L'omicidio di Luca Varani, il 23enne presumibilmente massacrato da Manuel Foffo e Marco Prato, ora diventa uno spettacolo teatrale sotto la regia di Giovanni Franci.

"L'effetto che fa" andrà in scena dal prossimo 31 ottobre all'Off/Off Theatre Festival, in via Giulia a Roma. Il regista Giovanni Franci ha deciso di trasformare in uno spettacolo teatrale l'omicidio di Luca Varani, 23enne brutalmente ucciso nel marzo del 2016 in un appartamento della periferia romana da Manuel Foffo e Marco Prato, pochi mesi fa suicida in carcere, con molta probabilità al termine di una serata a base di sesso e droga. La scelta del nome "L'effetto che fa" prende ispirazione dalla risposta che i due presunti assassini hanno dato agli inquirenti: "Volevamo vedere l'effetto che fa". Ad interpretare i tre protagonista della storia saranno Valerio Di Benedetto, Riccardo Pieretti e Fabio Vasco.

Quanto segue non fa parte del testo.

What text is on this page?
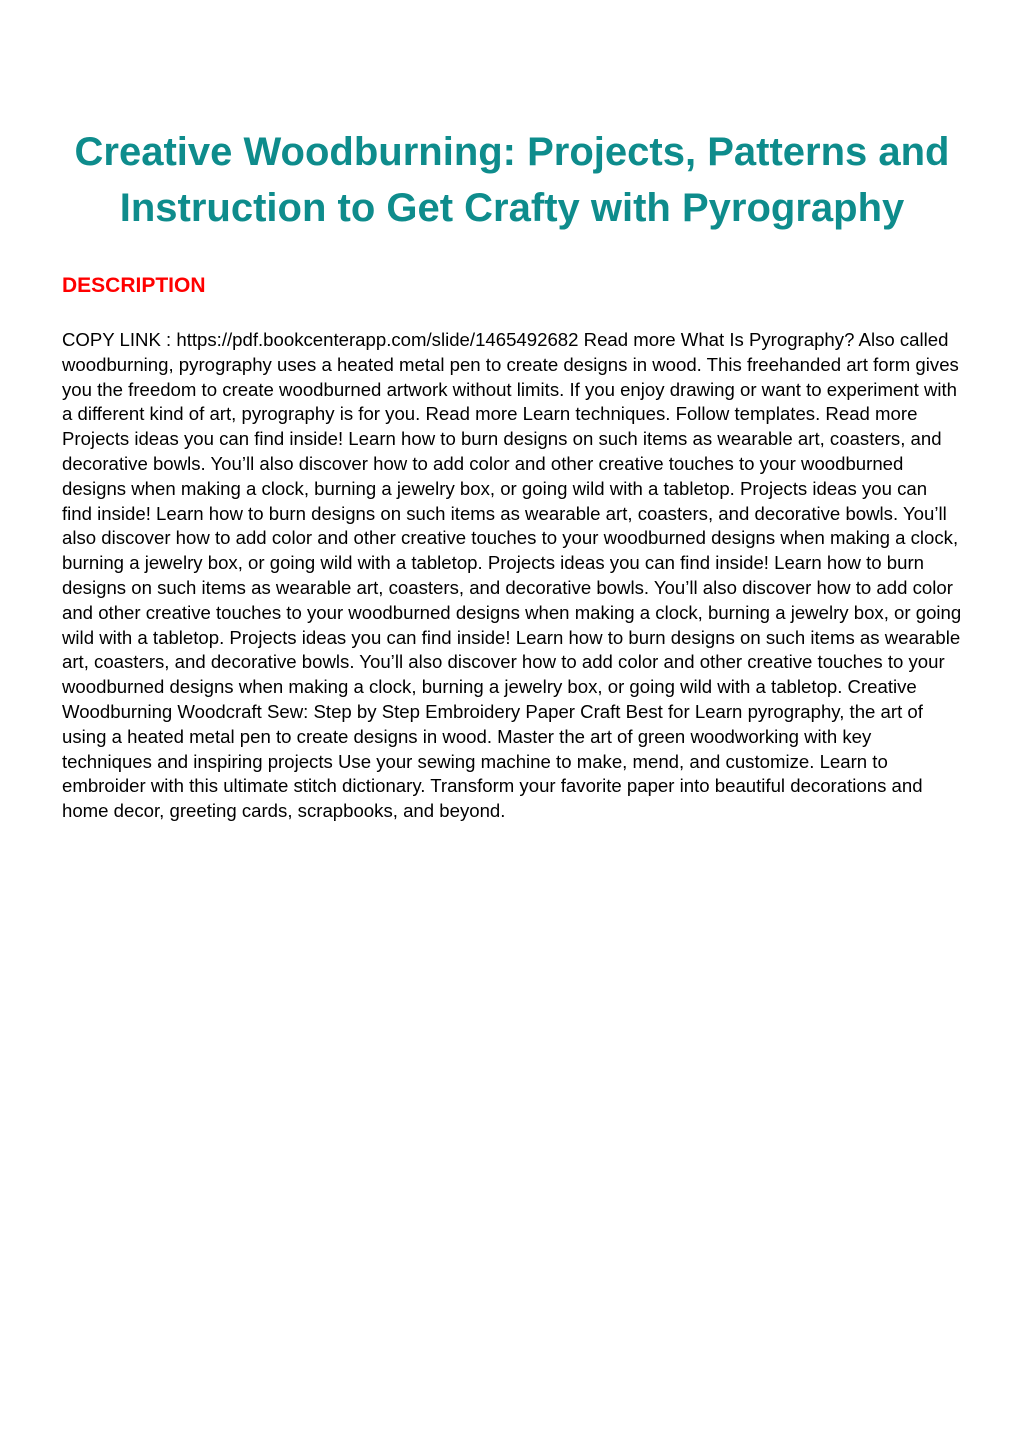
Creative Woodburning: Projects, Patterns and Instruction to Get Crafty with Pyrography
DESCRIPTION

COPY LINK : https://pdf.bookcenterapp.com/slide/1465492682 Read more What Is Pyrography? Also called woodburning, pyrography uses a heated metal pen to create designs in wood. This freehanded art form gives you the freedom to create woodburned artwork without limits. If you enjoy drawing or want to experiment with a different kind of art, pyrography is for you. Read more Learn techniques. Follow templates. Read more Projects ideas you can find inside! Learn how to burn designs on such items as wearable art, coasters, and decorative bowls. You’ll also discover how to add color and other creative touches to your woodburned designs when making a clock, burning a jewelry box, or going wild with a tabletop. Projects ideas you can find inside! Learn how to burn designs on such items as wearable art, coasters, and decorative bowls. You’ll also discover how to add color and other creative touches to your woodburned designs when making a clock, burning a jewelry box, or going wild with a tabletop. Projects ideas you can find inside! Learn how to burn designs on such items as wearable art, coasters, and decorative bowls. You’ll also discover how to add color and other creative touches to your woodburned designs when making a clock, burning a jewelry box, or going wild with a tabletop. Projects ideas you can find inside! Learn how to burn designs on such items as wearable art, coasters, and decorative bowls. You’ll also discover how to add color and other creative touches to your woodburned designs when making a clock, burning a jewelry box, or going wild with a tabletop. Creative Woodburning Woodcraft Sew: Step by Step Embroidery Paper Craft Best for Learn pyrography, the art of using a heated metal pen to create designs in wood. Master the art of green woodworking with key techniques and inspiring projects Use your sewing machine to make, mend, and customize. Learn to embroider with this ultimate stitch dictionary. Transform your favorite paper into beautiful decorations and home decor, greeting cards, scrapbooks, and beyond.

"Prima di iniziare a lavorare su questo testo - spiega il regista a Roma Today - mi sono fatto alcune domande, mi sono chiesto: cosa ho in comune con Manuel e Marco, ovvero, con i due assassini? Manuel e Marco sono nati e cresciuti a Roma, come me. Fanno parte della mia stessa generazione (...). Sono di buona famiglia. Hanno frequentato buone scuole. Hanno ricevuto una buona educazione e una buona istruzione. Sono cresciuti in un ambiente borghese (...), più o meno cattolico, democratico, perbene. Insomma - conclude Franci - ho decisamente molte cose in comune con loro". Il regista cerca quindi di portare sul palcoscenico il senso di malassere provato ormai più di un anno fa quando i giornali iniziarono a pubblicare i dettagli dell'omicidio.